During the summer of 2020, I attended a BCS webinar on the CodeGrades initiative, a programming mentoring scheme inspired by the way classical musicianship is assessed. In fact, one of the main progenitors is a trained classical musician and teacher of classical music who turned to Python programming when starting a family to have a more stable income. The approach is that a student selects a project and works their way through it, with mentoring and periodic assessments carried out in a gentle and discursive manner. Of course, the project has to be engaging for the learning experience to stay the course, and that point came through in the webinar.
That is one lesson that resonates with me with subjects as diverse as web server performance and the ongoing pandemic supplying data, and there are other sources of public data to examine as well before looking through my own personal archive gathered over the decades. Though some subjects are uplifting while others are more foreboding, the key thing is that they sustain interest and offer opportunities for new learning. Without being able to dream up new things to try, my knowledge of R and Python would not be as extensive as it is, and I hope that it will help with learning Julia too.

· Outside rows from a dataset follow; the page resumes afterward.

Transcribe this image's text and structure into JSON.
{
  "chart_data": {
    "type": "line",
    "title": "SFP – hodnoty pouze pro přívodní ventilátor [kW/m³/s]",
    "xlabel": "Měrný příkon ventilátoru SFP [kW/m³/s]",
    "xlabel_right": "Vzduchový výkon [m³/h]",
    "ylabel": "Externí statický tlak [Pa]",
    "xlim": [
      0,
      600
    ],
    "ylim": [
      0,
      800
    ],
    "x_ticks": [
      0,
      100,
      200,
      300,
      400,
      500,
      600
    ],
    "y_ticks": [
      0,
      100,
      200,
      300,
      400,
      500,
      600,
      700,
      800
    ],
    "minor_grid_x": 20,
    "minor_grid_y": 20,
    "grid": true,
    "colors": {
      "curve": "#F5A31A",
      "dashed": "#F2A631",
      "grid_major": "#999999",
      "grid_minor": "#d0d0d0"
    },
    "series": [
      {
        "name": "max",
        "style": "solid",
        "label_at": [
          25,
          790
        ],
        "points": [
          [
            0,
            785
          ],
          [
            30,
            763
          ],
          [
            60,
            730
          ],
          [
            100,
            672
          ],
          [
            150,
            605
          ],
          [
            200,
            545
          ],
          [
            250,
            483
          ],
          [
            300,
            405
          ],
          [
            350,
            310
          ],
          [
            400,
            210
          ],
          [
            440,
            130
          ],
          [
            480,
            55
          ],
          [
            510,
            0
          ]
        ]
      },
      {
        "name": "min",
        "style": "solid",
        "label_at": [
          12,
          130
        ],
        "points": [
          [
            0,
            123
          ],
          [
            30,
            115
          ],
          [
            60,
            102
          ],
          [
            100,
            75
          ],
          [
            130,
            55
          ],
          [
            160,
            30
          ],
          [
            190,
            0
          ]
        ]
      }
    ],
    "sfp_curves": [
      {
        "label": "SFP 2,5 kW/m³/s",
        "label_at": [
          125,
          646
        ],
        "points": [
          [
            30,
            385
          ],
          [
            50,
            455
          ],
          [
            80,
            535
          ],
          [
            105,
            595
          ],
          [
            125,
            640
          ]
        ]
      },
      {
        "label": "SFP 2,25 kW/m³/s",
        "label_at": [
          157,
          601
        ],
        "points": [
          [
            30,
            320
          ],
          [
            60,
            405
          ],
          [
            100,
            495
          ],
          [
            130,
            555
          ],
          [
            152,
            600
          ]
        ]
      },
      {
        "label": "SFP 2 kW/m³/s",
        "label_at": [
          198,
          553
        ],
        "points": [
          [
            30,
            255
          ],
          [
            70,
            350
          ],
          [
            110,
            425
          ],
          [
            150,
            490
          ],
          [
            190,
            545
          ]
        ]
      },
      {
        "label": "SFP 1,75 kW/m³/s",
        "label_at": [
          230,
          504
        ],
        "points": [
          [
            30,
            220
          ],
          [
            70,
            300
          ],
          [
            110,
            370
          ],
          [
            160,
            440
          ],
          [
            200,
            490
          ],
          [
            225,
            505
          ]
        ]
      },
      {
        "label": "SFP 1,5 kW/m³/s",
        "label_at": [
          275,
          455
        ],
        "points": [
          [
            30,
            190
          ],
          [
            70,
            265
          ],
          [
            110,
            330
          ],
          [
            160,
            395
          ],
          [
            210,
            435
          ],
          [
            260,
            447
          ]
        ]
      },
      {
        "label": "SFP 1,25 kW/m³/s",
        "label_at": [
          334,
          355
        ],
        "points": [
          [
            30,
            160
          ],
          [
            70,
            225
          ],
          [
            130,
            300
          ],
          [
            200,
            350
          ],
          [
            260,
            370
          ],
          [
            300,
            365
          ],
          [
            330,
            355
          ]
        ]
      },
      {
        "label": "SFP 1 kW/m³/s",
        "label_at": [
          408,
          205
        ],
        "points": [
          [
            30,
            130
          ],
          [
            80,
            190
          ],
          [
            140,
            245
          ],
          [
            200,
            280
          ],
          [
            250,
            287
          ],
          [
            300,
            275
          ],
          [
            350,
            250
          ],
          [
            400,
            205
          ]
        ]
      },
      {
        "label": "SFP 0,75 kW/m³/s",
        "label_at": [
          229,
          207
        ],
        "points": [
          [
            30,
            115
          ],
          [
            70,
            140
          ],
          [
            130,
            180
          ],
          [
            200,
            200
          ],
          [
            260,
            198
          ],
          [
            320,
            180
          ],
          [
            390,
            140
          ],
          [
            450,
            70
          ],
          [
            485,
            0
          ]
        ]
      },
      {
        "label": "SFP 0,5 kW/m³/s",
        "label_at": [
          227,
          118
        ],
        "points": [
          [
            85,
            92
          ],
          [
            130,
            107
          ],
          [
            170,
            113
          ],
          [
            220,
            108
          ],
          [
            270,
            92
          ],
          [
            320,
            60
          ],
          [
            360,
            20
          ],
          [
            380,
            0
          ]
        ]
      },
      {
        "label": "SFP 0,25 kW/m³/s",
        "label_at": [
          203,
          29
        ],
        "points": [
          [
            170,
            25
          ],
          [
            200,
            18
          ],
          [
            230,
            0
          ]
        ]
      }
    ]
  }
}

In the main, my own learning has been a solo effort with consultation of documentation along with web searches that have brought me to the likes of Real Python, Stack Abuse, Data Viz with Python and R and others for longer tutorials as well as threads on Stack Overflow. Usually, the web searching begins when I need a steer on a particular or a way to resolve a particular error or warning message, but books are always worth reading even if that is the slower route. While those from the Dummies series or from O'Reilly have proved must useful so far, I do need to read them more completely than I already have; it is all too tempting to go with the try the "programming and search for solutions as you go" approach instead.
To get going, many choose the Anaconda distribution to get Jupyter notebook functionality, but I prefer a more traditional editor, so Spyder has been my tool of choice for Python programming and there are others like PyCharm as well. Because Spyder itself is written in Python, it can be installed using pip from PyPi like other Python packages. It has other dependencies like Pylint for code management activities, but these get installed behind the scenes.
The packages that I first met in 2019 may be the mainstays for doing data science, but I have discovered others since then. It also seems that there is porosity between the worlds of R and Python, so you get some Python packages aping R packages and R has the Reticulate package for executing Python code. There are Python counterparts to such Tidyverse stables as dplyr and ggplot2 in the form of Siuba and Plotnine, respectively. Though the syntax of these packages are not direct copies of what is executed in R, they are close enough for there to be enough familiarity for added user-friendliness compared to Pandas or Matplotlib. The interoperability does not stop there, for there is SQLAlchemy for connecting to MySQL and other databases (PyMySQL is needed as well) and there also is SASPy for interacting with SAS Viya.
While Python may not have the speed of Julia, there are plenty of packages for working with larger workloads. Of these, Dask, Modin and RAPIDS all have their uses for dealing with data volumes that make Pandas code crawl. As if to prove that there are plenty of libraries for various forms of data analytics, data science, artificial intelligence and machine learning, there also are the likes of Keras, TensorFlow and NetworkX. These are just a selection of what is available, and there is always the possibility of checking out others. It may be tempting to stick with the most popular packages all the time, especially when they do so much, but it never hurts to keep an open mind either.